THE treason trial of former army commander Lieutenant General Tlali Kamoli and others will be held in October, November and December 2020.
Botswana Judge Onkemetse Tshosa on Tuesday set the trial dates during the court appearance of Lt-Gen Kamoli, Litekanyo Nyakane, Lance Corporal Motloheloa Ntsane and Lance Corporal Leutsoa Motsieloa for their routine remand.
“The trial is set for 12 to 14 October 2020,” Justice Tshosa said.
“It will resume on 10, 13 23, 27 and 30 November 2020 and again on 1, 3 and 4 December 2020. The crown is ordered to avail all witness statements to the defence and all parties should finalise matters pertaining to the pre-trial conference by then.”
Politicians Mothetjoa Metsing and Selibe Mochoboroane will only join their fellow accused if they lose their constitutional application to stop the state from trying them at least until after the implementation of the multi-sector reforms recommended by SADC in 2016.
The treason charge is in connection with the 30 August 2014 attempted coup against the first government of former Prime Minister Thabane. Mr Metsing was deputy prime minister at the time of the attempted coup while Mr Mochoboroane was Communications minister and LCD secretary general.
Lt-Gen Kamoli and Captain Nyakane are already in prison awaiting trial for the murder of police Sub-Inspector Mokheseng Ramahloko during the attempted coup.
The treason trial failed to take off in the High Court on 25 February 2020 after Messrs Metsing and Mochoboroane filed a Constitutional Court application for an order barring Adv Motinyane from prosecuting them because of the October 2018 agreement between the former Thabane-led government and the opposition halting any trials of politicians until after the completion of the reforms.
Clause 10 of that agreement states that “Mr Metsing and similarly placed persons in exile will not be subjected to any pending criminal proceedings during the dialogue and reforms process”.
The Constitutional Court has previously outlawed this particular clause 10 after the late police constable Mokalekale Khetheng’s father, Thabo Khetheng, petitioned the court to declare it unconstitutional saying self-serving agreements between politicians could not outstrip the constitution. PC Khetheng was killed by fellow police officers on 26 March 2016.

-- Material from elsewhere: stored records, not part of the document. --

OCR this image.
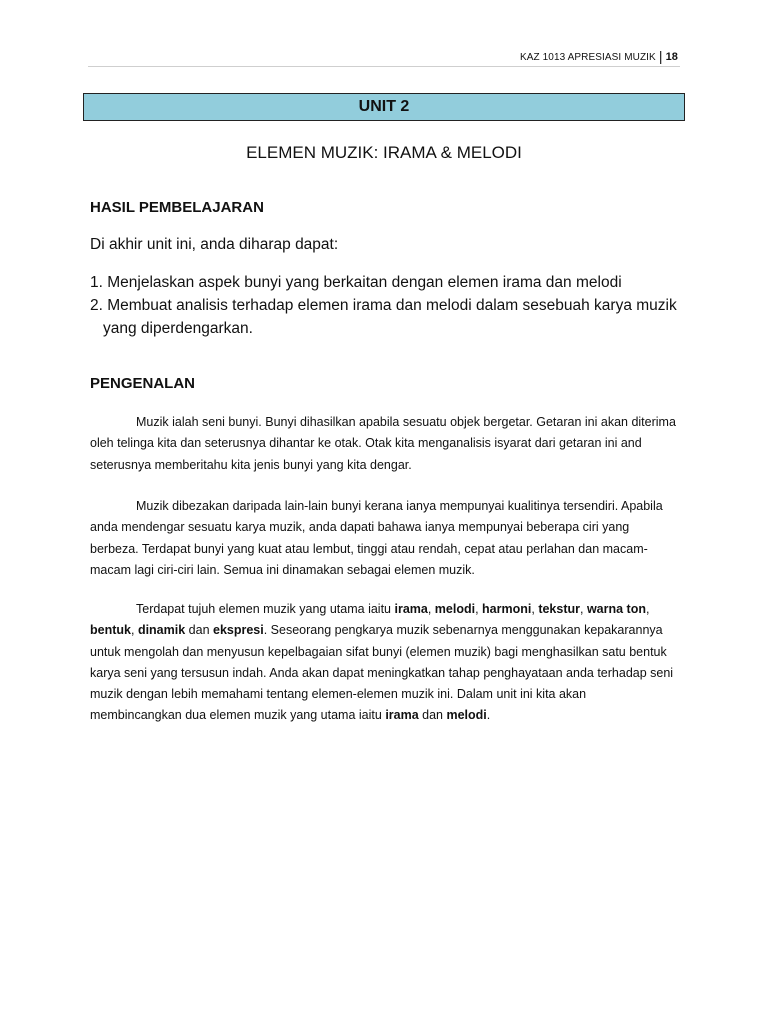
KAZ 1013 APRESIASI MUZIK | 18
UNIT 2
ELEMEN MUZIK: IRAMA & MELODI
HASIL PEMBELAJARAN
Di akhir unit ini, anda diharap dapat:
1. Menjelaskan aspek bunyi yang berkaitan dengan elemen irama dan melodi
2. Membuat analisis terhadap elemen irama dan melodi dalam sesebuah karya muzik yang diperdengarkan.
PENGENALAN

Muzik ialah seni bunyi. Bunyi dihasilkan apabila sesuatu objek bergetar. Getaran ini akan diterima oleh telinga kita dan seterusnya dihantar ke otak. Otak kita menganalisis isyarat dari getaran ini and seterusnya memberitahu kita jenis bunyi yang kita dengar.

Muzik dibezakan daripada lain-lain bunyi kerana ianya mempunyai kualitinya tersendiri. Apabila anda mendengar sesuatu karya muzik, anda dapati bahawa ianya mempunyai beberapa ciri yang berbeza. Terdapat bunyi yang kuat atau lembut, tinggi atau rendah, cepat atau perlahan dan macam-macam lagi ciri-ciri lain. Semua ini dinamakan sebagai elemen muzik.

Terdapat tujuh elemen muzik yang utama iaitu irama, melodi, harmoni, tekstur, warna ton, bentuk, dinamik dan ekspresi. Seseorang pengkarya muzik sebenarnya menggunakan kepakarannya untuk mengolah dan menyusun kepelbagaian sifat bunyi (elemen muzik) bagi menghasilkan satu bentuk karya seni yang tersusun indah. Anda akan dapat meningkatkan tahap penghayataan anda terhadap seni muzik dengan lebih memahami tentang elemen-elemen muzik ini. Dalam unit ini kita akan membincangkan dua elemen muzik yang utama iaitu irama dan melodi.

But Messrs Metsing and Mochoboroane petitioned the same court on 25 February 2020 to rescind its 22 November 2018 judgement outlawing Clause 10.
They want the court to stop their trial in line with a recent directive by SADC to ex-Prime Minister Thabane.
Retired South African Judge Dikgang Moseneke, who leads SADC’s facilitation in Lesotho on behalf of South African President Cyril Ramaphosa, wrote to Mr Thabane informing him that the trial should be stopped in line with the 2018 agreement to defer criminal trials until after the implementation of the multi-sector reforms.
A fortnight ago, Messrs Metsing and Mochoboroane asked the Constitutional Court to postpone their constitutional application to give the new Moeketsi Majoro-led government an opportunity to order the Director of Public Prosecutions (DPP), Advocate Hlalefang Motinyane, to stop their trial in line with a recent directive by SADC to ex-Prime Minister Thabane.
But the duo’s lawyer, Adv Motiea Teele, on Thursday told the court that they would no longer be pursuing the postponement of the constitutional application because the government insisted on proceeding with the treason trial. He said they now wanted their constitutional application to stop their trial to heard without further delay.
This after DPP Motinyane insisted that the trial should go ahead without further delay. In her court papers filed last week to oppose the duo’s attempts to postpone their constitutional application, Adv Motinyane insisted that the judiciary is independent of the executive. It is therefore “unacceptable” for Messrs Metsing and Mochoboroane or the executive to interfere with the its decision to charge the duo with treason, she said.
Messrs Metsing and Mochoboroane’s constitutional application will now be heard on 23 June 2020.
It will be heard by the Constitutional Court bench comprising of Acting Chief Justice ‘Maseforo Mahase and Justices Semapo Peete and Molefi Makara.